D had an income from student lodgers for whom she shopped, cooked and cleaned.
The commissioner concluded that D's net weekly earnings had been such that she was to be treated as capable of work only during the eight weeks in which her net earnings had exceeded the limit set by regulation 17 of the 1995 regulations.
The secretary of state contended that the commissioner had not been at liberty to compute D's earnings week by week because the calculation was governed by regulation 11 of the Social Security Benefit (Computation of Earnings) Regulations 1996, which required the net weekly earnings of self-employed claimants to be averaged over a one-year period, or such shorter period as circumstances might dictate.
Martin Chamberlain (instructed by the solicitor for the Department of Work and Pensions) for the appellant; Desmond Rutledge (instructed by Pierce Glynn) for the respondent.

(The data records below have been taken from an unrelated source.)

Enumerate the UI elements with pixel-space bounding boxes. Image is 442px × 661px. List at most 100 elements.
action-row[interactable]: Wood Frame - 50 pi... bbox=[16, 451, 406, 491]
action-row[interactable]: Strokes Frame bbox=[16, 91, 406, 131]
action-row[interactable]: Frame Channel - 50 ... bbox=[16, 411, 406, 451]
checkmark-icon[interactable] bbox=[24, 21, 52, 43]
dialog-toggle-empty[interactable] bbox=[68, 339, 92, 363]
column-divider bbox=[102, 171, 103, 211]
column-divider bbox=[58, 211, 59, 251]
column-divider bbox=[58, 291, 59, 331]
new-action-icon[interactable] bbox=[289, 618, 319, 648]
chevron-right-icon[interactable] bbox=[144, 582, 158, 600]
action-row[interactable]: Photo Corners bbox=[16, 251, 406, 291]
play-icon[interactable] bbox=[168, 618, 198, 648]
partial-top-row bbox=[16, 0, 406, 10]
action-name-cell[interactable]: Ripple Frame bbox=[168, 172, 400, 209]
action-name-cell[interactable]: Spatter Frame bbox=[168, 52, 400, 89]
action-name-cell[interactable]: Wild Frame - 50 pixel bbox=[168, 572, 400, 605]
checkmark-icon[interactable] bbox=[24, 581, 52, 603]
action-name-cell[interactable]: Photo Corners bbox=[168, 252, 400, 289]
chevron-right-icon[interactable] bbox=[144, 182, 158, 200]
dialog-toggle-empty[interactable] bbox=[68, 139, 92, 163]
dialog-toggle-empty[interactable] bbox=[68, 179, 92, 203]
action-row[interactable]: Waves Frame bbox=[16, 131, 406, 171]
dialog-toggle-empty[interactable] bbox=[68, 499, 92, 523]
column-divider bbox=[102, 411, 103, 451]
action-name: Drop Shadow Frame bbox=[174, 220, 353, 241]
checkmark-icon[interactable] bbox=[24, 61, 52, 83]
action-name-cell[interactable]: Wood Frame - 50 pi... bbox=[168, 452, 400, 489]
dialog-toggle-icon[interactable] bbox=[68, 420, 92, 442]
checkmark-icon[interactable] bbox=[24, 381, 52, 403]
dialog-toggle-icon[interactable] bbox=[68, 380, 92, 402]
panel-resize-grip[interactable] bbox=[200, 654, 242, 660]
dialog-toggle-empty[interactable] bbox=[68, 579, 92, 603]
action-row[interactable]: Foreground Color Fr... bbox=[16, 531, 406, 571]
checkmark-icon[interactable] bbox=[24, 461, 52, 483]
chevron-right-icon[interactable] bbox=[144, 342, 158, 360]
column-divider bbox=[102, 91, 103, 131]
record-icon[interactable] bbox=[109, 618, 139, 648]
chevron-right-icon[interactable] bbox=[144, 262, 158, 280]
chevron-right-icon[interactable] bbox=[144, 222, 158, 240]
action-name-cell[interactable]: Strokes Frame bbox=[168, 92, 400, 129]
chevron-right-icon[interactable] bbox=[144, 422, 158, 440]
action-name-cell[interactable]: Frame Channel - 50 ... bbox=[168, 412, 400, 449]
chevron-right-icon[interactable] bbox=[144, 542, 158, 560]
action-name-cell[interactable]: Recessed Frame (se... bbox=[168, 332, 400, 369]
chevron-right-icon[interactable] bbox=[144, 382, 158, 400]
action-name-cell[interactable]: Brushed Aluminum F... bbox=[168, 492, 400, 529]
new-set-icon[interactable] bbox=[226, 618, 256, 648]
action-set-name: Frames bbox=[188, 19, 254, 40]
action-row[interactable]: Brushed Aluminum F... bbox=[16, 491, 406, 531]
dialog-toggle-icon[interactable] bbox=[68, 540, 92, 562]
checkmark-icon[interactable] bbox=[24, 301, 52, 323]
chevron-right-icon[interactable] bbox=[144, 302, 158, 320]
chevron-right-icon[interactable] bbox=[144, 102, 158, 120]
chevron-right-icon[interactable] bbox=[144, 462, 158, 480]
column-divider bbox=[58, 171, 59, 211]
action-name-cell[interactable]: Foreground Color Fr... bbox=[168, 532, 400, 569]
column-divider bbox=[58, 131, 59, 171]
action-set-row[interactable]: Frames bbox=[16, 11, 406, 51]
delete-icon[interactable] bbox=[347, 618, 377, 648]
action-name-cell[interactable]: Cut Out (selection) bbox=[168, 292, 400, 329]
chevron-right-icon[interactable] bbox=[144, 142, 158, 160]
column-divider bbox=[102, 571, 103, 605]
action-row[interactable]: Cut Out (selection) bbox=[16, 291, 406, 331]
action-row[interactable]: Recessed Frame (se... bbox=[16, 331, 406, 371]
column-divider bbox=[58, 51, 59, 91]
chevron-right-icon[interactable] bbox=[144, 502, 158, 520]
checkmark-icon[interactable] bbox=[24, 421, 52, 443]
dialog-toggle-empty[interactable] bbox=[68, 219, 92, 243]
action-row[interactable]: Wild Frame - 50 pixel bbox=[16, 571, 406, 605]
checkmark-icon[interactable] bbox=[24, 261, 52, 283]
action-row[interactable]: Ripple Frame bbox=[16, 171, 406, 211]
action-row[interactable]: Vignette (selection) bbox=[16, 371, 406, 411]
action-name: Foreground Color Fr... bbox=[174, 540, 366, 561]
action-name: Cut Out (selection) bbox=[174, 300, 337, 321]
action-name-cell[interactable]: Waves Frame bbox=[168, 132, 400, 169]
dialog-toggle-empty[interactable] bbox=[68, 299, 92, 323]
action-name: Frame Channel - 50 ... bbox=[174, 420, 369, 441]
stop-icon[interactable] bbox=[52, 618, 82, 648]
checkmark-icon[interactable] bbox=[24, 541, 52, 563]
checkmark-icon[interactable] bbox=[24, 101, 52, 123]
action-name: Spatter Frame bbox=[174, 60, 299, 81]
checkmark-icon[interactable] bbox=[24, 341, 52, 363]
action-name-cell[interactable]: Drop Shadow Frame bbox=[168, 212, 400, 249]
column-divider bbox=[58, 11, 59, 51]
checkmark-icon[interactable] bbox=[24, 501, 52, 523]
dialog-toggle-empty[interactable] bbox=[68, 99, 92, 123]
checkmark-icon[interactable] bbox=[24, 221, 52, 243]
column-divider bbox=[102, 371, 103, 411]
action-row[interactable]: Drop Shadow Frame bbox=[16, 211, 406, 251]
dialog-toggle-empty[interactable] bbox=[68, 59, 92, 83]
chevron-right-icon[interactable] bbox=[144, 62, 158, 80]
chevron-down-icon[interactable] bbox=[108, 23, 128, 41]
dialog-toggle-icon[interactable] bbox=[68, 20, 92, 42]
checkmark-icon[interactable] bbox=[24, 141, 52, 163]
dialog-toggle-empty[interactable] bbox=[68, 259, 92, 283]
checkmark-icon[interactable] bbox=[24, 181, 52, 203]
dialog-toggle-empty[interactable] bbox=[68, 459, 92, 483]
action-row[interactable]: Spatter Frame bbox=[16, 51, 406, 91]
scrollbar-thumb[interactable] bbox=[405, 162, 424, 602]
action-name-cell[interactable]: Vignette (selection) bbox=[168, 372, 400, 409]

Held, the commissioner had been wrong to hold that the 1996 regulations did not apply. The entitlement to invalidity benefit was found in part II of the Social Security Contributions and Benefits Act 1992, and regulation 3 of the 1996 regulations required any calculation of earnings for the purposes of that entitlement to be calculated in accordance with those regulations, which expressly required averaging. The express purpose of the 1996 regulations was to give effect to part II of the 1992 Act. The commissioner's reasons for taking a contrary view were mistaken. D's case was remitted to the commissioner. Appeal allowed.